Well, I think I’ve got about $40,000 saved for college as of now, so I’d need financial aid if I were to go to any of the private schools.

Wesleyan U
Brandeis
Brown
Oberlin
Colorado
CWRU
Swarthmore
Clark U
JHU
UIUC
WUStL
UChicago
Pitzer
Pomona
Williams
Amherst
Bennington
Lewis And Clark
The Evergreen State
CU Boulder
UM Ann-Arbor
UW Seattle
Macalester
GWU
Whitman
St john’s college

You have approximately $10,000 a yr for a 4 yr degree? Many of the private schools will be around 70k when you go. That means you need around $60,000 a yr in financial need. Have you done the NPCs? That should tell you if any of these will be affordable for you. Those that aren’t have to be dropped from the list

You have a duffel bag full of reaches – Amherst, Brown, Chicago, Colorado C, JHU, Pitzer, Pomona, Swarthmore, WUSL, Williams – you will eventually want perhaps 2-3 reaches.

Brandeis has a sizable Jewish population, which may or may not be a concern.

Bennington, CWRU, GWU, Lewis And Clark, Sarah Lawrence will likely be too expensive as they do not meet 100% need and I doubt your stats will fetch enough merit to bridge the gap. Whitman could be doable if you got lucky with merit, but don’t hold your breath.

CU Boulder, Evergreen State, UIUC, UM Ann-Arbor, UMN Twin Cities, UW Seattle, UW Madison: the out-of-state publics will probably prove too expensive.

Grinnell, Macalester, Oberlin, Wesleyan are similarly selective so you might want to choose only the best fitting two in order to stratify your odds better. Run the Net Price Calculators (NPC). Narrow the fit.

Clark U might be doable financially with some merit aid. Not sure about merit at Bard or St. John’s College, but you will need it. Hampshire looks like a good fit pending merit aid. Reed seems a great fit.

You need fin aid, yes, but the question is whether your Expected Family Contribution (EFC) will be $10,000 or less (based on family income/assets). If so, the 100% need met schools should be ok. If more than $10,000 is expected of you, you will require merit aid even at the 100% need met schools, some of which do not offer merit aid.

Get a spreadsheet going. Run the NPCs, assess your potential for merit, and let the great cull begin. If you require significant merit aid as per above, a huge portion of your list is destined for the scrap heap.

Another fly in the ointment is that highly selective LACS don’t take a lot of transfer students because their retention rates are so high, and the acceptance percentages for transfers may be even lower than for freshmen at places like Amherst and Williams. On top of that, they are often less generous with financial aid. It’s fine to try some reaches, but also line up SEVERAL good schools with less competitive admissions and better chances for financial aid.

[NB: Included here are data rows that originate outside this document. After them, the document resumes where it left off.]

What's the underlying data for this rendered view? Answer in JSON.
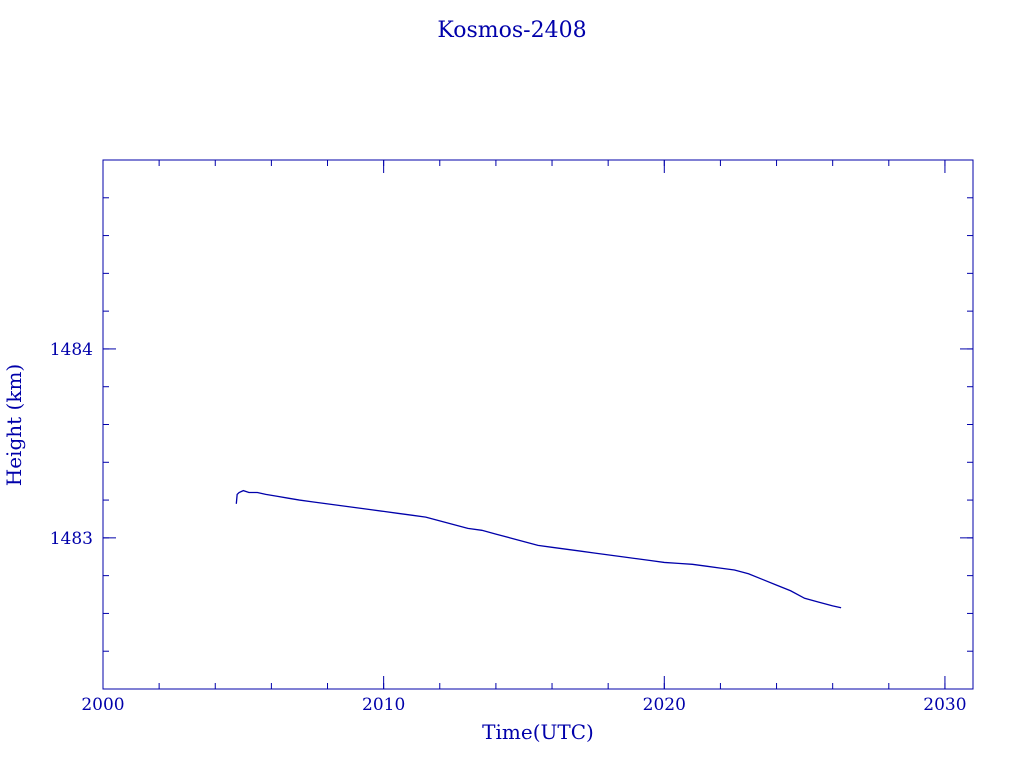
{
  "chart_data": {
    "type": "line",
    "title": "Kosmos-2408",
    "xlabel": "Time(UTC)",
    "ylabel": "Height (km)",
    "xlim": [
      2000,
      2031
    ],
    "ylim": [
      1482.2,
      1485.0
    ],
    "x_ticks": [
      2000,
      2010,
      2020,
      2030
    ],
    "y_ticks": [
      1483,
      1484
    ],
    "x_minor_step": 2,
    "y_minor_step": 0.2,
    "grid": false,
    "color": "#0000aa",
    "series": [
      {
        "x": [
          2004.75,
          2004.78,
          2004.85,
          2005.0,
          2005.2,
          2005.5,
          2005.8,
          2006.2,
          2006.6,
          2007.0,
          2007.5,
          2008.0,
          2008.5,
          2009.0,
          2009.5,
          2010.0,
          2010.5,
          2011.0,
          2011.5,
          2012.0,
          2012.5,
          2013.0,
          2013.5,
          2014.0,
          2014.5,
          2015.0,
          2015.5,
          2016.0,
          2016.5,
          2017.0,
          2017.5,
          2018.0,
          2018.5,
          2019.0,
          2019.5,
          2020.0,
          2020.5,
          2021.0,
          2021.5,
          2022.0,
          2022.5,
          2023.0,
          2023.5,
          2024.0,
          2024.5,
          2025.0,
          2025.5,
          2026.0,
          2026.3
        ],
        "y": [
          1483.18,
          1483.23,
          1483.24,
          1483.25,
          1483.24,
          1483.24,
          1483.23,
          1483.22,
          1483.21,
          1483.2,
          1483.19,
          1483.18,
          1483.17,
          1483.16,
          1483.15,
          1483.14,
          1483.13,
          1483.12,
          1483.11,
          1483.09,
          1483.07,
          1483.05,
          1483.04,
          1483.02,
          1483.0,
          1482.98,
          1482.96,
          1482.95,
          1482.94,
          1482.93,
          1482.92,
          1482.91,
          1482.9,
          1482.89,
          1482.88,
          1482.87,
          1482.865,
          1482.86,
          1482.85,
          1482.84,
          1482.83,
          1482.81,
          1482.78,
          1482.75,
          1482.72,
          1482.68,
          1482.66,
          1482.64,
          1482.63
        ]
      }
    ]
  }
}
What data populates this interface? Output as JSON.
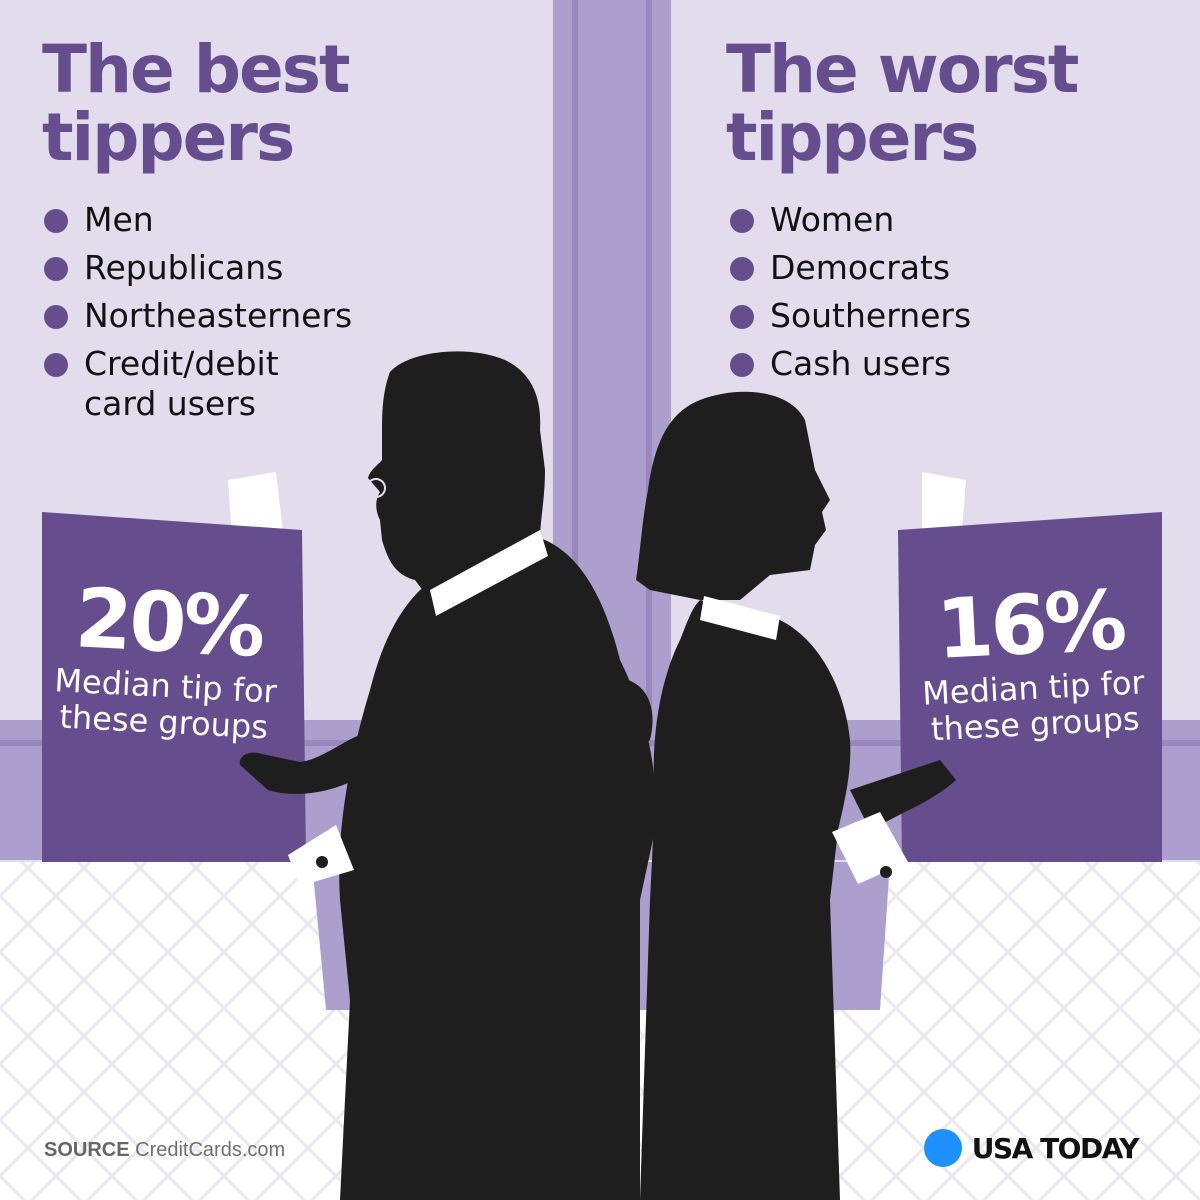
{
  "best": {
    "heading": [
      "The best",
      "tippers"
    ],
    "groups": [
      "Men",
      "Republicans",
      "Northeasterners",
      "Credit/debit card users"
    ],
    "tip_value": "20%",
    "tip_caption": "Median tip for these groups"
  },
  "worst": {
    "heading": [
      "The worst",
      "tippers"
    ],
    "groups": [
      "Women",
      "Democrats",
      "Southerners",
      "Cash users"
    ],
    "tip_value": "16%",
    "tip_caption": "Median tip for these groups"
  },
  "source": {
    "label": "SOURCE",
    "name": "CreditCards.com"
  },
  "brand": {
    "name": "USA TODAY"
  },
  "colors": {
    "heading": "#664d8e",
    "bullet": "#664d8e",
    "menu_card": "#664d8e",
    "wall": "#e2dcec",
    "window_frame": "#ad9fcd",
    "silhouette": "#1e1e1e",
    "brand_dot": "#1e90ff"
  }
}
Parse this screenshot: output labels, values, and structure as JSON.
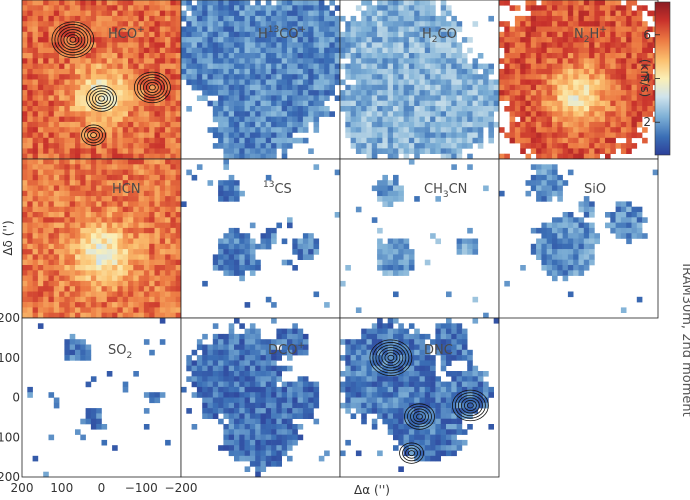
{
  "chart_data": {
    "type": "heatmap",
    "side_label": "IRAM30m, 2nd moment",
    "colorbar": {
      "label": "(km/s)",
      "range": [
        0.5,
        7.5
      ],
      "ticks": [
        "2",
        "4",
        "6"
      ],
      "colors": [
        "#2c3f99",
        "#3b6fb6",
        "#7eb0d6",
        "#cfe3ec",
        "#fbefb5",
        "#fbc06f",
        "#ec7a43",
        "#c8312b",
        "#8c1c24"
      ]
    },
    "x_axis": {
      "label": "Δα ('')",
      "ticks": [
        "200",
        "100",
        "0",
        "−100",
        "−200"
      ]
    },
    "y_axis": {
      "label": "Δδ ('')",
      "ticks": [
        "200",
        "100",
        "0",
        "−100",
        "−200"
      ]
    },
    "panels": [
      {
        "name": "HCO+",
        "row": 0,
        "col": 0,
        "level": 6.0,
        "contours": true
      },
      {
        "name": "H13CO+",
        "row": 0,
        "col": 1,
        "level": 1.7
      },
      {
        "name": "H2CO",
        "row": 0,
        "col": 2,
        "level": 2.3
      },
      {
        "name": "N2H+",
        "row": 0,
        "col": 3,
        "level": 6.2
      },
      {
        "name": "HCN",
        "row": 1,
        "col": 0,
        "level": 5.8
      },
      {
        "name": "13CS",
        "row": 1,
        "col": 1,
        "level": 1.6
      },
      {
        "name": "CH3CN",
        "row": 1,
        "col": 2,
        "level": 2.0
      },
      {
        "name": "SiO",
        "row": 1,
        "col": 3,
        "level": 1.8
      },
      {
        "name": "SO2",
        "row": 2,
        "col": 0,
        "level": 1.5
      },
      {
        "name": "DCO+",
        "row": 2,
        "col": 1,
        "level": 1.4
      },
      {
        "name": "DNC",
        "row": 2,
        "col": 2,
        "level": 1.5,
        "contours": true
      }
    ]
  }
}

I’d disagree that Grinnell, Macalester, Oberlin, Wesleyan are “similarly selective.” I think they attract similar students, but there are some overall differences (admit rates in low 20s vs. high 30s), and for kids from the Northeast, Wesleyan is much harder to get into than the Midwestern colleges. But for this particular search, affordability is key, and that may be a challenge with all of them.